SVP-Aktivisten bereiten die Einreichung ihrer Volksinitiative bei der Bundeskanzlei vor.

SVP-Aktivisten bereiten die Einreichung ihrer Volksinitiative bei der Bundeskanzlei vor.

(Keystone)

Statt der Vereinigten Bundesversammlung könnte bald das Stimmvolk die Zusammensetzung des Bundesrates bestimmen. Die SVP hat ihre Initiative für die Volkswahl der Regierung eingereicht. Das Begehren hat auch Anhänger in der linken Mitte; Politologen sind uneins.

Die am Donnerstag bei der Bundeskanzlei in Bern eingereichte Volksinitiative "Volkswahl des Bundesrates" der Schweizerischen Volkspartei (SVP) kam mit knapp über 110'000 Unterschriften zustande.

Es handle sich bei dem Anliegen um die "Vollendung der direkten Demokratie", sagte Parteipräsident Toni Brunner. Regierungsmitglieder hätten bei einer Volkswahl eine grössere Legitimität.

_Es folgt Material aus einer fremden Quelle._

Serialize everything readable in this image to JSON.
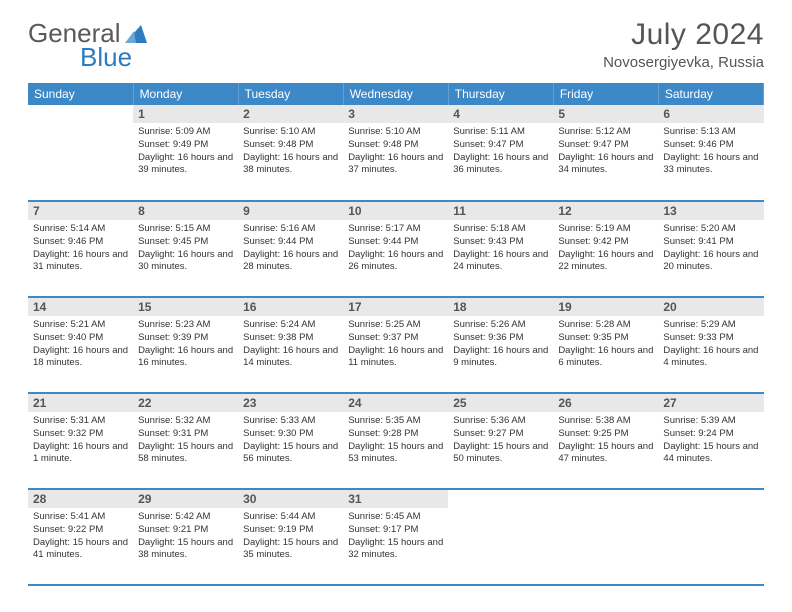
{
  "logo": {
    "text1": "General",
    "text2": "Blue"
  },
  "title": "July 2024",
  "location": "Novosergiyevka, Russia",
  "colors": {
    "header_bg": "#3d88c7",
    "daynum_bg": "#e8e8e8",
    "border": "#3d88c7",
    "logo_gray": "#5a5a5a",
    "logo_blue": "#2e7cc0",
    "title_gray": "#555555"
  },
  "day_headers": [
    "Sunday",
    "Monday",
    "Tuesday",
    "Wednesday",
    "Thursday",
    "Friday",
    "Saturday"
  ],
  "weeks": [
    [
      {
        "empty": true
      },
      {
        "day": "1",
        "sunrise": "5:09 AM",
        "sunset": "9:49 PM",
        "daylight": "16 hours and 39 minutes."
      },
      {
        "day": "2",
        "sunrise": "5:10 AM",
        "sunset": "9:48 PM",
        "daylight": "16 hours and 38 minutes."
      },
      {
        "day": "3",
        "sunrise": "5:10 AM",
        "sunset": "9:48 PM",
        "daylight": "16 hours and 37 minutes."
      },
      {
        "day": "4",
        "sunrise": "5:11 AM",
        "sunset": "9:47 PM",
        "daylight": "16 hours and 36 minutes."
      },
      {
        "day": "5",
        "sunrise": "5:12 AM",
        "sunset": "9:47 PM",
        "daylight": "16 hours and 34 minutes."
      },
      {
        "day": "6",
        "sunrise": "5:13 AM",
        "sunset": "9:46 PM",
        "daylight": "16 hours and 33 minutes."
      }
    ],
    [
      {
        "day": "7",
        "sunrise": "5:14 AM",
        "sunset": "9:46 PM",
        "daylight": "16 hours and 31 minutes."
      },
      {
        "day": "8",
        "sunrise": "5:15 AM",
        "sunset": "9:45 PM",
        "daylight": "16 hours and 30 minutes."
      },
      {
        "day": "9",
        "sunrise": "5:16 AM",
        "sunset": "9:44 PM",
        "daylight": "16 hours and 28 minutes."
      },
      {
        "day": "10",
        "sunrise": "5:17 AM",
        "sunset": "9:44 PM",
        "daylight": "16 hours and 26 minutes."
      },
      {
        "day": "11",
        "sunrise": "5:18 AM",
        "sunset": "9:43 PM",
        "daylight": "16 hours and 24 minutes."
      },
      {
        "day": "12",
        "sunrise": "5:19 AM",
        "sunset": "9:42 PM",
        "daylight": "16 hours and 22 minutes."
      },
      {
        "day": "13",
        "sunrise": "5:20 AM",
        "sunset": "9:41 PM",
        "daylight": "16 hours and 20 minutes."
      }
    ],
    [
      {
        "day": "14",
        "sunrise": "5:21 AM",
        "sunset": "9:40 PM",
        "daylight": "16 hours and 18 minutes."
      },
      {
        "day": "15",
        "sunrise": "5:23 AM",
        "sunset": "9:39 PM",
        "daylight": "16 hours and 16 minutes."
      },
      {
        "day": "16",
        "sunrise": "5:24 AM",
        "sunset": "9:38 PM",
        "daylight": "16 hours and 14 minutes."
      },
      {
        "day": "17",
        "sunrise": "5:25 AM",
        "sunset": "9:37 PM",
        "daylight": "16 hours and 11 minutes."
      },
      {
        "day": "18",
        "sunrise": "5:26 AM",
        "sunset": "9:36 PM",
        "daylight": "16 hours and 9 minutes."
      },
      {
        "day": "19",
        "sunrise": "5:28 AM",
        "sunset": "9:35 PM",
        "daylight": "16 hours and 6 minutes."
      },
      {
        "day": "20",
        "sunrise": "5:29 AM",
        "sunset": "9:33 PM",
        "daylight": "16 hours and 4 minutes."
      }
    ],
    [
      {
        "day": "21",
        "sunrise": "5:31 AM",
        "sunset": "9:32 PM",
        "daylight": "16 hours and 1 minute."
      },
      {
        "day": "22",
        "sunrise": "5:32 AM",
        "sunset": "9:31 PM",
        "daylight": "15 hours and 58 minutes."
      },
      {
        "day": "23",
        "sunrise": "5:33 AM",
        "sunset": "9:30 PM",
        "daylight": "15 hours and 56 minutes."
      },
      {
        "day": "24",
        "sunrise": "5:35 AM",
        "sunset": "9:28 PM",
        "daylight": "15 hours and 53 minutes."
      },
      {
        "day": "25",
        "sunrise": "5:36 AM",
        "sunset": "9:27 PM",
        "daylight": "15 hours and 50 minutes."
      },
      {
        "day": "26",
        "sunrise": "5:38 AM",
        "sunset": "9:25 PM",
        "daylight": "15 hours and 47 minutes."
      },
      {
        "day": "27",
        "sunrise": "5:39 AM",
        "sunset": "9:24 PM",
        "daylight": "15 hours and 44 minutes."
      }
    ],
    [
      {
        "day": "28",
        "sunrise": "5:41 AM",
        "sunset": "9:22 PM",
        "daylight": "15 hours and 41 minutes."
      },
      {
        "day": "29",
        "sunrise": "5:42 AM",
        "sunset": "9:21 PM",
        "daylight": "15 hours and 38 minutes."
      },
      {
        "day": "30",
        "sunrise": "5:44 AM",
        "sunset": "9:19 PM",
        "daylight": "15 hours and 35 minutes."
      },
      {
        "day": "31",
        "sunrise": "5:45 AM",
        "sunset": "9:17 PM",
        "daylight": "15 hours and 32 minutes."
      },
      {
        "empty": true
      },
      {
        "empty": true
      },
      {
        "empty": true
      }
    ]
  ],
  "labels": {
    "sunrise": "Sunrise:",
    "sunset": "Sunset:",
    "daylight": "Daylight:"
  }
}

"Wenn sie vom Volk gewählt sind, sind sie auch dem Volk verpflichtet", sagte Brunner. Dafür brauche es einen Systemwechsel.

Harzige Kampagne

Die Kampagne verlief harzig und dauerte fast die vorgeschriebene Zeit von 18 Monaten. Es gibt innerhalb der SVP skeptische Stimmen, die nicht sicher sind, ob das Volksbegehren der rechtskonservativen Partei nützt.

Derzeit hat die SVP einen der sieben Regierungssitze inne. Ende 2007 hatte das Parlament SVP-Justizminister Christoph Blocher abgewählt. In der Folge kam es zu einer Abspaltung des moderaten Parteiflügels.

Die SVP ist indessen die stärkste Fraktion im Nationalrat, der grossen Kammer des Schweizer Parlaments. Bei den Wahlen 2007 erreichte die SVP einen Stimmenanteil von 29%, fast 10% mehr als gegnerische Parteien.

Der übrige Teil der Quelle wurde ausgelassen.